Environmentalists and everyone working on their health can rejoice about this news published this month from the Seafood Nutrition Partnership.
“We have great news to share for the seafood and health movement. Seafood continues to be recognize as a vital part of a healthy diet and a new study from Harvard shows that adding seafood and omega-3s to our diets may reduce the risk of premature death. As we have shared previously, eating seafood is good for our health and the healthier choice for our environment.”

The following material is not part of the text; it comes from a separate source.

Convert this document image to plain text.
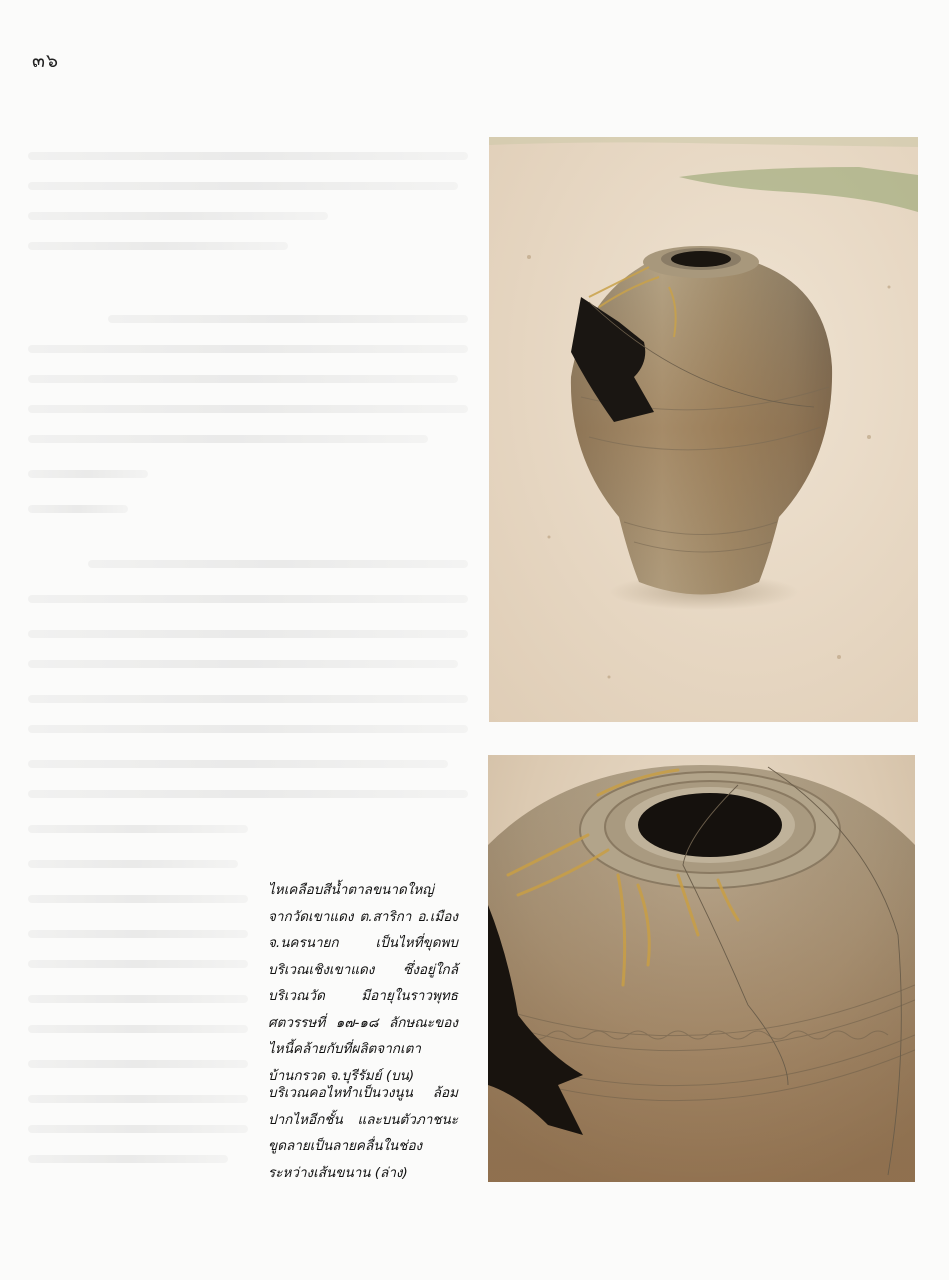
๓๖
ไหเคลือบสีน้ำตาลขนาดใหญ่ จากวัดเขาแดง ต.สาริกา อ.เมือง จ.นครนายก เป็นไหที่ขุดพบบริเวณเชิงเขาแดง ซึ่งอยู่ใกล้บริเวณวัด มีอายุในราวพุทธศตวรรษที่ ๑๗-๑๘ ลักษณะของไหนี้คล้ายกับที่ผลิตจากเตาบ้านกรวด จ.บุรีรัมย์ (บน)
บริเวณคอไหทำเป็นวงนูน ล้อมปากไหอีกชั้น และบนตัวภาชนะขูดลายเป็นลายคลื่นในช่องระหว่างเส้นขนาน (ล่าง)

Bottom line: Even modest improvements in diet quality could meaningfully influence health.
Let’s talk more about this, while eating the freshest seafood and listening to live music at the Boston Seafood Festival Sunday August 13th (SO SOON) on the Boston Fish Pier.
The study details and link to original publication:
A study from Harvard’s T.H. Chan School of Public Health, which analyzed 74,000 adults over 24 years, found improving the quality of your diet to include whole grains, vegetables, fruits, nuts, and fish and less red and processed meats and sugary beverages, may significantly reduce risk of premature death.
The study, which looked at diet over a 12-year period (1986-1998) and the subject’s risk of dying over the next 12 years (1998-2010), found that increasing healthy foods in your diet is associated with lower risk of total and cardiovascular death. The Mediterranean Diet or DASH Diet were considered to be best examples.
The researchers found that swapping one serving of red or processed meat daily for a better option was linked to an 8% to 17% decrease in risk of death. Among those who had relatively unhealthy diets at the beginning of the study but whose diet scores improved the most, the risk of death in subsequent years was also significantly reduced.
Lead author Mercedes Sotos-Priet says that, “Our study indicates that even modest improvements in diet quality could meaningfully influence mortality risk and conversely, worsening diet quality may increase the risk.”
The study was published in the July 13, 2017 issue of the New England Journal of Medicine.